For ending the Iraq war, al Qaeda’s leader has a simple answer: Americans must embrace Islam. But this does not stop him putting his oar into US politics. Asking why the Democrats have failed to stop the war, he says: “…they are the same reasons which led to the failure of Kennedy to stop the Vietnam War. Since the democratic system permits major corporations to back candidates, there is no cause for astonishment at the Democrats’ failure to stop the war… Money talks.”
It is also interesting to note that al Qaeda’s leader is trying to influence the US presidential campaign at this early stage. In the past, he made dramatic statements on election eve. Now, without waiting for the Republicans and the Democrats to select their candidates, bin Laden has focused on the parties themselves, mainly deriding the latter for failing to follow through on its pre-midterm election pledge to bring the troops home from Iraq.
debkafile‘s al Qaeda experts say that, while polishing his public persona for Western consumption, Osama bin Laden has also adopted a new style for his jihadist following, that of religious guide, supreme mentor, the great ideologue and imam, who leaves crude threats to others.
Many Western pundits claimed that the new speech contained no threats. Our sources caution against falling into this error. They note that al Qaeda’s leader may have changed his marketing tactics, but not his spots: His diatribe starts with the words: “Praise to Allah and his law of retaliation – ‘an eye for an eye, a tooth for a tooth and the killer is killed.'”
Despite its lack of specific warnings, several security analysts said bin Laden’s video could be a signal to his followers to launch new strikes.
Rohan Gunaratna, a leading authority on militant Islamism, agrees.
“Osama is presenting Koranic injunctions before planning to attack.”
He told Reuter Sat. Sept. 8, “Osama’s call to the Americans to convert to Islam is indicative of an al Qaeda attack on U.S. targets. Before the Prophet (Mohammad) attacked his enemies he urged his opponents to embrace Islam.”
On the World War II Holocaust of European Jewry, reverts to his ranting style:
“We [the Muslims] are a people who don’t sleep under oppression and reject humiliation and disgrace, and we take revenge on the people of tyranny and aggression, and the blood of the Muslims will not be spilled with impunity, and the morrow is nigh for he who waits.”
This phrasing fits the fanatical convictions which drove the old, unkempt bin Laden to orchestrate unspeakable carnage.
On Aug. 10, debkafile disclosed exclusively a rush of exchanged messages and instruction on Islamist sites referring in clear terms to the “dirty bomb” or even nuclear attacks al Qaeda was preparing for the sixth anniversary of 9/11.
Our sources spell out the targets as being New York, Washington, Los Angeles, Florida, Seattle and Texas.

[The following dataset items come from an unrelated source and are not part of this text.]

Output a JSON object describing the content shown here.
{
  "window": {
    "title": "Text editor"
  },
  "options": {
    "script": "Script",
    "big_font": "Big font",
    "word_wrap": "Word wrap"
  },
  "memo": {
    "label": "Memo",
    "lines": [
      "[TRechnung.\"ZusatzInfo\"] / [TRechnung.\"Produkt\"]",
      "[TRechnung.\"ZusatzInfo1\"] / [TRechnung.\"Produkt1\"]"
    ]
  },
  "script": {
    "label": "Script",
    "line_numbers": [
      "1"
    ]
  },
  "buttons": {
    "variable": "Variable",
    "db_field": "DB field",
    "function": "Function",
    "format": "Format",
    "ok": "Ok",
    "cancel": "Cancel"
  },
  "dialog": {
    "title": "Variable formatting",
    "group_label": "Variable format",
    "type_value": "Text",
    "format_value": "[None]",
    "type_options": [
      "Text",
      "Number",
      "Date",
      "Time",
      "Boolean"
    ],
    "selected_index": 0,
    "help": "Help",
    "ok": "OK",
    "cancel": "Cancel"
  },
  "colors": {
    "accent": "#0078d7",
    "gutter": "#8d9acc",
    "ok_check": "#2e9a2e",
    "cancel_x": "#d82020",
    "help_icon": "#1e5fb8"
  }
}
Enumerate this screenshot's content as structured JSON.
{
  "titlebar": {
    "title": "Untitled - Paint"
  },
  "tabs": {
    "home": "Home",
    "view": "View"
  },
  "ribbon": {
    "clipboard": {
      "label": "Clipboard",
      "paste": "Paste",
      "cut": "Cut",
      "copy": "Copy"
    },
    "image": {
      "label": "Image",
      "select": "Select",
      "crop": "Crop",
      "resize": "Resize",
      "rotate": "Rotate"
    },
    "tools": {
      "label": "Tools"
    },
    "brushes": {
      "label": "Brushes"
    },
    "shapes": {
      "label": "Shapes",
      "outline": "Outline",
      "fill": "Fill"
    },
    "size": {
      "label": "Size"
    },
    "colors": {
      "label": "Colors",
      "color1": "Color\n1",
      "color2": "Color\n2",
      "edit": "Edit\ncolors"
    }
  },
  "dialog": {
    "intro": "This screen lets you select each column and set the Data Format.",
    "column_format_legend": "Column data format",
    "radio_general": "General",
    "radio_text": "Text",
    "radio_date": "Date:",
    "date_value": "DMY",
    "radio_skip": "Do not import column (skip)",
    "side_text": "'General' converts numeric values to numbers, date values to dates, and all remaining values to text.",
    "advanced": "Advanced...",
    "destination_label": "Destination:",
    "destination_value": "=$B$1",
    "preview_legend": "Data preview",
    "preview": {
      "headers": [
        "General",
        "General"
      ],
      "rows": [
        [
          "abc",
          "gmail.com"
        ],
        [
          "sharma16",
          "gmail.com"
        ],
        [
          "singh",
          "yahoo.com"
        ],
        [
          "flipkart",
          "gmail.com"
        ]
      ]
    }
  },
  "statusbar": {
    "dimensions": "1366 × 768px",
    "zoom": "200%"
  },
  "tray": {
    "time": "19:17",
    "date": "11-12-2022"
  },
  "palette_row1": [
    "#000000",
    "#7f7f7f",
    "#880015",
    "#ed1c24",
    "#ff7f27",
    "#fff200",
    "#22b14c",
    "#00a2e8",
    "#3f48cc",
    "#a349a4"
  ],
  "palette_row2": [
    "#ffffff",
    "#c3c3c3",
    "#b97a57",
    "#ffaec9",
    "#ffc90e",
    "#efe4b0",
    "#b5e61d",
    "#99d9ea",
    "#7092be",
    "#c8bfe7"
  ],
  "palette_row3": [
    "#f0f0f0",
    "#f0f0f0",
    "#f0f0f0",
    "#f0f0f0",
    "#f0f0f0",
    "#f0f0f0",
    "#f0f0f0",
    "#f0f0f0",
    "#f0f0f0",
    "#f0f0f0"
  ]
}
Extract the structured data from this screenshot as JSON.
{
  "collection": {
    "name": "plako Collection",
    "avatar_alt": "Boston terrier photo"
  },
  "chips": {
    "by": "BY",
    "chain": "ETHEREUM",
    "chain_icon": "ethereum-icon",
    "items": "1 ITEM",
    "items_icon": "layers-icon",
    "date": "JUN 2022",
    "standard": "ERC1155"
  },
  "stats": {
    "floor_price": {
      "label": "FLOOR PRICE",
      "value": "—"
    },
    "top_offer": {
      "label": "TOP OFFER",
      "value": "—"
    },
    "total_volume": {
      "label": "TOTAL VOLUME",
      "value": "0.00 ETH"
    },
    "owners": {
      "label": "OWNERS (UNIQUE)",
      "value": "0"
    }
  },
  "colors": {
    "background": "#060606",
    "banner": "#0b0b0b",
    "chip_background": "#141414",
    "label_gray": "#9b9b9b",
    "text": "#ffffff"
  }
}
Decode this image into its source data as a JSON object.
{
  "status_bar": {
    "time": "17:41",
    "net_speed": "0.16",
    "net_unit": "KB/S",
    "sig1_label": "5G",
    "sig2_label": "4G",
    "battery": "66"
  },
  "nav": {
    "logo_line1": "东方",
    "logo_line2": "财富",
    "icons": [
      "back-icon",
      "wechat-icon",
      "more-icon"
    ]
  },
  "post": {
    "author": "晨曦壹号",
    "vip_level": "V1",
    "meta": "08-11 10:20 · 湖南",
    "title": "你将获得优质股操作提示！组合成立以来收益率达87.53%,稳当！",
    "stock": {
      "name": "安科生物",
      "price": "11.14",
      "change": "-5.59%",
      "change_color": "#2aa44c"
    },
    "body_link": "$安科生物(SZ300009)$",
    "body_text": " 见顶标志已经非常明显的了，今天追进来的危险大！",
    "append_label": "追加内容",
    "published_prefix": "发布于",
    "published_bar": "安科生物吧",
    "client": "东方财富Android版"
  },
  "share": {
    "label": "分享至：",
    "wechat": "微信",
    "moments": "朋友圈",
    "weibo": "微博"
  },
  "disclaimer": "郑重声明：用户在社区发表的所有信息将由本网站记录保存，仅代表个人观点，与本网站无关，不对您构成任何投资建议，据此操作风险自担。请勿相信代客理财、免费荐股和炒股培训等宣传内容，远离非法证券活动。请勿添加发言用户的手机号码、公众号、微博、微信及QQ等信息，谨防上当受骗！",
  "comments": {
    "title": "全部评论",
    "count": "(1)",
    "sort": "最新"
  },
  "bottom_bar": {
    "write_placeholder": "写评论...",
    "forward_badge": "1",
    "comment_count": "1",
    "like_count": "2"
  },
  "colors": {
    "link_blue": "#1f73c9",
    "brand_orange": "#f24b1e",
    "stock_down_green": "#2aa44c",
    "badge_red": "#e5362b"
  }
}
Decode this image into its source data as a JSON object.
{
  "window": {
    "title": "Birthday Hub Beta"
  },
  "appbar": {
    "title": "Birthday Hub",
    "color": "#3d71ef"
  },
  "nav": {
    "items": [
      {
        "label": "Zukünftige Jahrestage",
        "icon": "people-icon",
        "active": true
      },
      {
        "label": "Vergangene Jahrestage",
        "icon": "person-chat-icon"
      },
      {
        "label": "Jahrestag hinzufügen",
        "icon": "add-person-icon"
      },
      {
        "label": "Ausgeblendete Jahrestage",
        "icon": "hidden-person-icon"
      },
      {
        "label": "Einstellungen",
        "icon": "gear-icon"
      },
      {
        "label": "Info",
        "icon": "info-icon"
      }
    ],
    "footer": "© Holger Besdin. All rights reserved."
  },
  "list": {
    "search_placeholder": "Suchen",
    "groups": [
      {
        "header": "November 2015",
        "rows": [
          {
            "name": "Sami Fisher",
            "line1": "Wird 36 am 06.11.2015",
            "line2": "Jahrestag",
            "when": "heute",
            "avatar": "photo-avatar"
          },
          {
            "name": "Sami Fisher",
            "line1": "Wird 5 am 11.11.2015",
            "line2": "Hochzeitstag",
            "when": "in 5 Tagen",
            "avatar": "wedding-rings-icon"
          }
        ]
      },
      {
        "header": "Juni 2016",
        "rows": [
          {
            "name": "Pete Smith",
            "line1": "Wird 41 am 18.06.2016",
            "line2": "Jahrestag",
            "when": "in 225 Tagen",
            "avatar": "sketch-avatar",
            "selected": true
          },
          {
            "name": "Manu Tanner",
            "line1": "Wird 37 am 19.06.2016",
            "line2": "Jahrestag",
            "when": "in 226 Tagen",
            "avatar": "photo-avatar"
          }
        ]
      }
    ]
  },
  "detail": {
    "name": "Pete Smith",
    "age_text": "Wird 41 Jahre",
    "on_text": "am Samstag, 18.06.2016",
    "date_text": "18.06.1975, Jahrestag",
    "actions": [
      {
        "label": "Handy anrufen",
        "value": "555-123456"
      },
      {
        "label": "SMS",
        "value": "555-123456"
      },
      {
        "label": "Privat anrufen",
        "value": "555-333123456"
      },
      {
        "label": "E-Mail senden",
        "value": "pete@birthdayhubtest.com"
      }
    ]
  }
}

The orders were signed Abdul Kandahar al Zarqawi and Basialn bin Abdallah a- Salafi al-Shami, noms de guerre symbolizing, respectively, al Qaeda’s two battle arenas of Iraq and Afghanistan, and the most radical Salafi brand of Sunni Islam and the Levant.
Taken together, the speech and the Internet instructions point to a division of labor between publicists who staged bin Laden’s appearance together with the supreme decision-making elite of al Qaeda, and the field operatives. But there is no sign that Bin Laden’s movement has abandoned any part of its program of terror.